The hip scene of Mitte, the historic core of Berlin, is best experienced in the narrow streets and courtyard mazes of the Scheunenviertel (Barn Quarter), which also encompasses the former Spandauer Vorstadt (Jewish Quarter), the streets around Oranienburger Strasse. Some streets are lined with edgy shops, bars, and eateries, while others look empty and forlorn. During the second half of the 17th century, artisans, small-business men, and Jews moved into this area at the encouragement of the Great Elector, who sought to improve his financial situation through their skills. As industrialization intensified, the quarter became poorer, and in the 1880s many East European Jews escaping pogroms settled here.

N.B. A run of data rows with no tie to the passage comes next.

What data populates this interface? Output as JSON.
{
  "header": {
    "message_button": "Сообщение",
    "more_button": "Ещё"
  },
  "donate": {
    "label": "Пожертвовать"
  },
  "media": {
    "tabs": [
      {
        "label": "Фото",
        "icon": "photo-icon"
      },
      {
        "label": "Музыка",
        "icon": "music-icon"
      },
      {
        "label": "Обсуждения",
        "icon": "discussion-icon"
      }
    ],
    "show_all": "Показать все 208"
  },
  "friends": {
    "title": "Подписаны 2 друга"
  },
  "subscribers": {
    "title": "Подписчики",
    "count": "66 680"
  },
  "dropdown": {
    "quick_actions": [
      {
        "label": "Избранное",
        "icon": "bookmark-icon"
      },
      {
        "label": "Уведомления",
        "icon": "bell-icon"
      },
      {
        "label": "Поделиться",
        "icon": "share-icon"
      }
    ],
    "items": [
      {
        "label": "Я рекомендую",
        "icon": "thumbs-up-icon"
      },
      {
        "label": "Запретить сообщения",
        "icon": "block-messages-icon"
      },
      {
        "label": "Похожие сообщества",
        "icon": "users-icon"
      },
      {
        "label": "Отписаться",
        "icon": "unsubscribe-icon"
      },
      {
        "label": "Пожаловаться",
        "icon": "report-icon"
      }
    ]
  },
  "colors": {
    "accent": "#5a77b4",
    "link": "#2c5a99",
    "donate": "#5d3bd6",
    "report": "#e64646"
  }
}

Northeast of Mitte, the old working-class district of Prenzlauer Berg used to be one of the poorest sections of Berlin. In socialist East Germany, the old and mostly run-down tenement houses attracted the artistic avant-garde, who transformed the area into a refuge for alternative lifestyles (think punk singer Nina Hagen, stepdaughter of a folk singer expelled by the East German government). The renovated 19th-century buildings with balconies and stuccowork tend to feature unwanted graffiti, but Prenzlauer Berg is now a trendy area full of young couples with babies in tow.

Though not full of sightseeing attractions, the two areas are great for wandering, shopping, and eating and drinking. Mitte's Scheunenviertel is popular with tourists, and you'll find a denser concentration of locals and settled-in expats in Prenzlauer Berg.